Not because Joseph was perfect, but because God’s plans and timing were bigger than anyone could see from inside that prison cell.
He reminded us that sometimes we’re like Joseph in the waiting phase. We pray and plead, but God doesn’t move the way we expect. Yet God has already said in Isaiah 55:8–9 that His thoughts and ways are higher than ours.
Waiting isn’t lying on the couch until heaven delivers a Shopee parcel. We pray, discern, ask the Holy Spirit for patience—and we still move. We work, study, knock on doors, apply, try again. God gave us brains, hands, and feet for a reason. We don’t wait passively; we wait with faith and intention, trusting that when He says “not yet” or “no,” it’s not cruelty—it’s wisdom.
Back to Susan in the pew
At some point in that homily, I realised I was fully awake.
I hugged Oishi (please don’t ask how I managed to smuggle him inside the church) and felt something in my chest loosen. I thought about all the times I made panicky decisions because I was scared God was taking too long. Times I rushed, grabbed Plan B, or settled for “at least may something,” and then ended up crashing hard.
I’m not saying I’ll stop bombarding heaven with prayers—I’m still Susan; I still talk a lot. But now, when I hear “God’s timing is perfect” and “His ways are higher than ours,” it doesn’t feel like a cliché thrown at me to shut me up.
It feels like Joseph in that cell. Seen. Remembered. Not forgotten—just not yet.

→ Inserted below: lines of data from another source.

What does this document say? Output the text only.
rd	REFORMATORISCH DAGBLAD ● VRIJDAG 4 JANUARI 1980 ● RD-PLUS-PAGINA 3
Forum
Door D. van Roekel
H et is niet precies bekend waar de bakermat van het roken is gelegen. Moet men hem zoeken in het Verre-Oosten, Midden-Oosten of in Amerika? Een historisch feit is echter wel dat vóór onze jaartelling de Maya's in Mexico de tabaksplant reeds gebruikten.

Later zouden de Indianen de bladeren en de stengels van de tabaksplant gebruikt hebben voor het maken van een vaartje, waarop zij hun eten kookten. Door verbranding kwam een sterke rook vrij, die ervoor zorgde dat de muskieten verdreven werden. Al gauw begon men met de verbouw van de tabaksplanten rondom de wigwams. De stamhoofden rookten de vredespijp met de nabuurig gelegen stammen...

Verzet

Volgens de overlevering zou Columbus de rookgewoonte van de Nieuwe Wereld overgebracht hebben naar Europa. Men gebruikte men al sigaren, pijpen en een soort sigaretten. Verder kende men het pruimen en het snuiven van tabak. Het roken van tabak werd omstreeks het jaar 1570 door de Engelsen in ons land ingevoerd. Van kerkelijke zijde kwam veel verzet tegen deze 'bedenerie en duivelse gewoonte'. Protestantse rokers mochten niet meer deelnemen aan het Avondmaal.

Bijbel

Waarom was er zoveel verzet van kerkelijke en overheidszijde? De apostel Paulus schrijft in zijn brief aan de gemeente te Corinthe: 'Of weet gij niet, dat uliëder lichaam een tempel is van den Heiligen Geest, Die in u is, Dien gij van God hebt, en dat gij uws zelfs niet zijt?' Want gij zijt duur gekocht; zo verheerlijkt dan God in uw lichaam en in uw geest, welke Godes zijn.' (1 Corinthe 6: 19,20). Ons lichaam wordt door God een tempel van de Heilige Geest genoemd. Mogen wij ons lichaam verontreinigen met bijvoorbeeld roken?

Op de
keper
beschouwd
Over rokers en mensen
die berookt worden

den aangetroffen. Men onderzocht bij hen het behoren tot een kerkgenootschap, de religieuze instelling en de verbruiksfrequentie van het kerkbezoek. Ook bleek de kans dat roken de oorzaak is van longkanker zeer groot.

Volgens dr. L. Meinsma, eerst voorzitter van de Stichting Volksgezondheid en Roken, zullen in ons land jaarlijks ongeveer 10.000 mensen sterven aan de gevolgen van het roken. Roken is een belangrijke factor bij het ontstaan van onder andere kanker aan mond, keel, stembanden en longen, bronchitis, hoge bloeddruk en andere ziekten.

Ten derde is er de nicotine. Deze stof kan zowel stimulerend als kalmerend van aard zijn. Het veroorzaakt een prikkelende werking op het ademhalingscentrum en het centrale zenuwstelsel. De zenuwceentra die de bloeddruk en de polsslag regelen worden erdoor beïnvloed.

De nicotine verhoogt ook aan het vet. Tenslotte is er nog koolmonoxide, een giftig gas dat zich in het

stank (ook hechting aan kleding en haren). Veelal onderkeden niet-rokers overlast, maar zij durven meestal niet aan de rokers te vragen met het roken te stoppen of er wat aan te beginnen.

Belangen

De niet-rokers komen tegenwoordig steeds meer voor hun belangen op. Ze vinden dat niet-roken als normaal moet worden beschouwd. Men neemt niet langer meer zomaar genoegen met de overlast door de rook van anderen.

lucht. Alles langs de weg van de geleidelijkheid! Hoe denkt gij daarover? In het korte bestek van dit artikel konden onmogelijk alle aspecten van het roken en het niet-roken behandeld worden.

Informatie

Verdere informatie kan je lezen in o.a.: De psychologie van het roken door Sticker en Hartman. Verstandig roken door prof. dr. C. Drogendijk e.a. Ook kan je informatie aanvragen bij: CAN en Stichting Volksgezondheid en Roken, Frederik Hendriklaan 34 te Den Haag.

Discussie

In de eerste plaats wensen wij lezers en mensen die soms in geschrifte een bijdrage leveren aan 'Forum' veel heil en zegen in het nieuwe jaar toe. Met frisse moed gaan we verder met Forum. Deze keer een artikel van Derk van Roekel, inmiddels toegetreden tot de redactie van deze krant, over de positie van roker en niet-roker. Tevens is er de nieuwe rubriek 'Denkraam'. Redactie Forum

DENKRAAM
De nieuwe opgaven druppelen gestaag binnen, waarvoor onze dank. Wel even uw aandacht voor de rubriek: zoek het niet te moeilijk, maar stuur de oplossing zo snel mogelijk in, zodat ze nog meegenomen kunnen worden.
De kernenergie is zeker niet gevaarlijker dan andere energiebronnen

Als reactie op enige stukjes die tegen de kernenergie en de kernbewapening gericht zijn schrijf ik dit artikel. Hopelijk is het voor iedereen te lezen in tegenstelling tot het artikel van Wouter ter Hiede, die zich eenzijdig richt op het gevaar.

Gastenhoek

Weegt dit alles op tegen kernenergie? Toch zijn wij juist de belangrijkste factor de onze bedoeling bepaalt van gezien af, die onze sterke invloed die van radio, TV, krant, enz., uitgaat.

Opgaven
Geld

Since then, I’ve been trying (keyword: trying) to wait with a little more patience and a little more faith. To believe that His “no” and “wait” are not punishment, but protection.
After Mass, Badoodle and I rushed to buy bibingka and putobumbong. We went home, made coffee, and sat in the backyard. The sky was soft pink, the air cool. Roosters were crowing, a taho vendor passed by, tricycles started their morning routes. Nothing special—and yet everything alive.
I looked at the sunrise and prayed,
“God, You know how long I’ve been waiting.
Give me patience to trust You.
Thank You for the blessings You’ve already given—
and for the prayers You haven’t answered yet,
because one day I’ll see why You didn’t answer them my way.”
We sipped our coffee in silence.
Beside me, Oishi was busy quietly demolishing last night’s leftover chicken.